January 1 is the day when Christian churches celebrate the naming of Jesus. “What does it mean for us to lift up the name of Jesus from our place in the margins of Canadian society?” Parker asked. “What are we to make of the words from the ancient Christian hymn we heard read from Philippians? ‘In the name of Jesus, every knee should bend in heaven and on earth, and under the earth, and every tongue shall confess that Jesus Christ is Lord.’ It sounds like a call to Christian nationalism, which our church has recently and firmly denounced as a distortion of the gospel of Jesus and a threat to Canadian democracy. It sounds a lot like the place, the mindset, that the Anglican Church had when it first came to this land. Imperial, somewhat arrogant, privileged, and profoundly damaging to the spiritual traditions of the first people,” he said.
Instead, Parker explained, for the people, clergy, and bishops of the Anglican Church of Canada, “lifting up the name of Jesus means three things: communion with each other, communion with all humanity, and communion with the Creator of creation.
He elaborated: “Lifting up the name of Jesus means building up our parishes and congregations as well-run places of belonging, friendship, of lifelong relationships, intergenerational, diverse communities of worship, pastoral care, and service, communities that include all who seek relief from isolation and meaninglessness and loneliness, places of genuine concern and meaning…. Lifting up the name of Jesus also means selfless and courageous and steadfast acts of compassion, justice, advocacy, mercy, and peacemaking. It means building up our ministries and missions that serve the most vulnerable people, the oppressed, the victimized, wherever they are in this world.
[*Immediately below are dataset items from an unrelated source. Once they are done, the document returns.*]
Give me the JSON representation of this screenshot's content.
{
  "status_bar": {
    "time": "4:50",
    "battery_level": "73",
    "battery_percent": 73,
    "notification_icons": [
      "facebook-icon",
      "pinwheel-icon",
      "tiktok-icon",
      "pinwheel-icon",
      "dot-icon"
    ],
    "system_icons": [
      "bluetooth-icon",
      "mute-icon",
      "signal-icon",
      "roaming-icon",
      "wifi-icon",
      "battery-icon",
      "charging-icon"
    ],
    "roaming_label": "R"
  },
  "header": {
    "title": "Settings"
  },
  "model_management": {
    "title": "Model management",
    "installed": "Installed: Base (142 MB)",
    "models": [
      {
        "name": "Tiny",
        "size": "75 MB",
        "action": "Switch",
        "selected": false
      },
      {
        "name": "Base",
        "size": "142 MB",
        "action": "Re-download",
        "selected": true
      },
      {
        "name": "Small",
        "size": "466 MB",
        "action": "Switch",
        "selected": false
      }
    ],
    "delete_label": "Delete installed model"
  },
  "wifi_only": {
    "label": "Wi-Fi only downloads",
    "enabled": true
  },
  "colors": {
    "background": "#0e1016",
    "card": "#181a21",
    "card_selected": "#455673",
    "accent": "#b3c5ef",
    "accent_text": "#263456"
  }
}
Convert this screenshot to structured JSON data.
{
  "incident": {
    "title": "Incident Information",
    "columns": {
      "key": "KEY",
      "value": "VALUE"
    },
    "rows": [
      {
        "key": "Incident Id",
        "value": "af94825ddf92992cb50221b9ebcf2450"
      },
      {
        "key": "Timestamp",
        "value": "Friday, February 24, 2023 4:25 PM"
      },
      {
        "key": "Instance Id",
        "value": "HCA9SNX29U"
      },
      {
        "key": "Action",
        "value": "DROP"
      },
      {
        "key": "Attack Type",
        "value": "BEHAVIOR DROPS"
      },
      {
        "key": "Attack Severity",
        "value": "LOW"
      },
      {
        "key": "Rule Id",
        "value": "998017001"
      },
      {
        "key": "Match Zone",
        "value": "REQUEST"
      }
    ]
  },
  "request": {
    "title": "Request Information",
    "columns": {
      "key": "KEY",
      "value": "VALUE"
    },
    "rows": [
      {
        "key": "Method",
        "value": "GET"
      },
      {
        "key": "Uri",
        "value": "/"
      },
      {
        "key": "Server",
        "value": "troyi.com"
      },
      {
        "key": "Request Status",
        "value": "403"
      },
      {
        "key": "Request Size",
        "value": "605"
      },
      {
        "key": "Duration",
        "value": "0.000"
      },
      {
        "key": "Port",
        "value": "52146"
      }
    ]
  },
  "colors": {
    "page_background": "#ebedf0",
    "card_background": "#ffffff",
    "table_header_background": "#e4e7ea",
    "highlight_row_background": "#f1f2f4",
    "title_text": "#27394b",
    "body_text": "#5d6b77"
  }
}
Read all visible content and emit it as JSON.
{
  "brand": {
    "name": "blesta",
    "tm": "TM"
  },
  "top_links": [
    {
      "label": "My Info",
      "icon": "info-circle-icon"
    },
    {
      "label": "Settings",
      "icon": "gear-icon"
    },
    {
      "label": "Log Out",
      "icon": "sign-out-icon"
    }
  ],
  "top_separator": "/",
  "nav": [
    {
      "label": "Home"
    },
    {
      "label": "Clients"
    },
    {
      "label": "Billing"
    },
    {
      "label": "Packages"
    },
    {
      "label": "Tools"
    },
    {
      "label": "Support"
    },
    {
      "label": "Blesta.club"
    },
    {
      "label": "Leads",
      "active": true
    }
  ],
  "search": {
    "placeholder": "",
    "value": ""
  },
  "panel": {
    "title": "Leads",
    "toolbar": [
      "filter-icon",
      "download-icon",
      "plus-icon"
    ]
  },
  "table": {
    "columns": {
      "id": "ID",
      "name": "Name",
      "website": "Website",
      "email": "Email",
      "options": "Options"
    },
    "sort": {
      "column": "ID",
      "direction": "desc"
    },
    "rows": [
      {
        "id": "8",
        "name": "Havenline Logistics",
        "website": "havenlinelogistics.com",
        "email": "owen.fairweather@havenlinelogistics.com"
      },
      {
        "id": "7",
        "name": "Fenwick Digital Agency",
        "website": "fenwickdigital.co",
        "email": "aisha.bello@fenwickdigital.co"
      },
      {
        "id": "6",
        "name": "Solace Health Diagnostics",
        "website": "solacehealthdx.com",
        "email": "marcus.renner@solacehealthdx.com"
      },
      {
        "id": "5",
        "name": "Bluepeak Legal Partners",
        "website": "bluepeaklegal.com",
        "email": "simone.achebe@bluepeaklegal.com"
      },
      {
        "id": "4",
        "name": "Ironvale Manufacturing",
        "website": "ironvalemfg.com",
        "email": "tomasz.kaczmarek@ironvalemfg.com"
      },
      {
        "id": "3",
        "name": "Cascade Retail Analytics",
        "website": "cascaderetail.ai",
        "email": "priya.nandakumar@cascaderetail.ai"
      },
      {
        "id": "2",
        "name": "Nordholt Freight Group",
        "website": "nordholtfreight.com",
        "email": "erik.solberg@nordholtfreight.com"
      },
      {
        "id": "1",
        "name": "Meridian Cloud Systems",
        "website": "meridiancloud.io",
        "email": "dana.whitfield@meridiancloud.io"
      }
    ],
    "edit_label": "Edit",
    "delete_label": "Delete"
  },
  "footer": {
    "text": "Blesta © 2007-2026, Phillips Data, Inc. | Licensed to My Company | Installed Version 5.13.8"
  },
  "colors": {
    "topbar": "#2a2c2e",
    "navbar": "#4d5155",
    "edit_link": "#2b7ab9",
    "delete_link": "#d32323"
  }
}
And critically, it means standing alongside every group or government, or person of goodwill who also seek to bring compassion, justice, mercy and peace to others. For us, the name of Jesus means deep communion with all human beings and with the earth itself.”
For Anglicans in Canada, Parker said, it also “means being a people of hope. Christ was born. Christ has died. Christ is risen. Christ will come again. We are a people who wait and live and serve in hope because we believe Christ Jesus is before, within, and after all time, all space, all things in heaven and earth. God is not finished yet.”
The archbishop offered this advice for living in that hope. “Be fully alive. Use your good gifts and resources fully and wisely. Build up, adjust, shape your parishes and congregations to be meaningful places of deep communion with one another. Courageously and selflessly join with other people of goodwill to serve those who live precariously. Be in deep communion with all humanity and lay claim to the hope that dwells within us and around us at all times.”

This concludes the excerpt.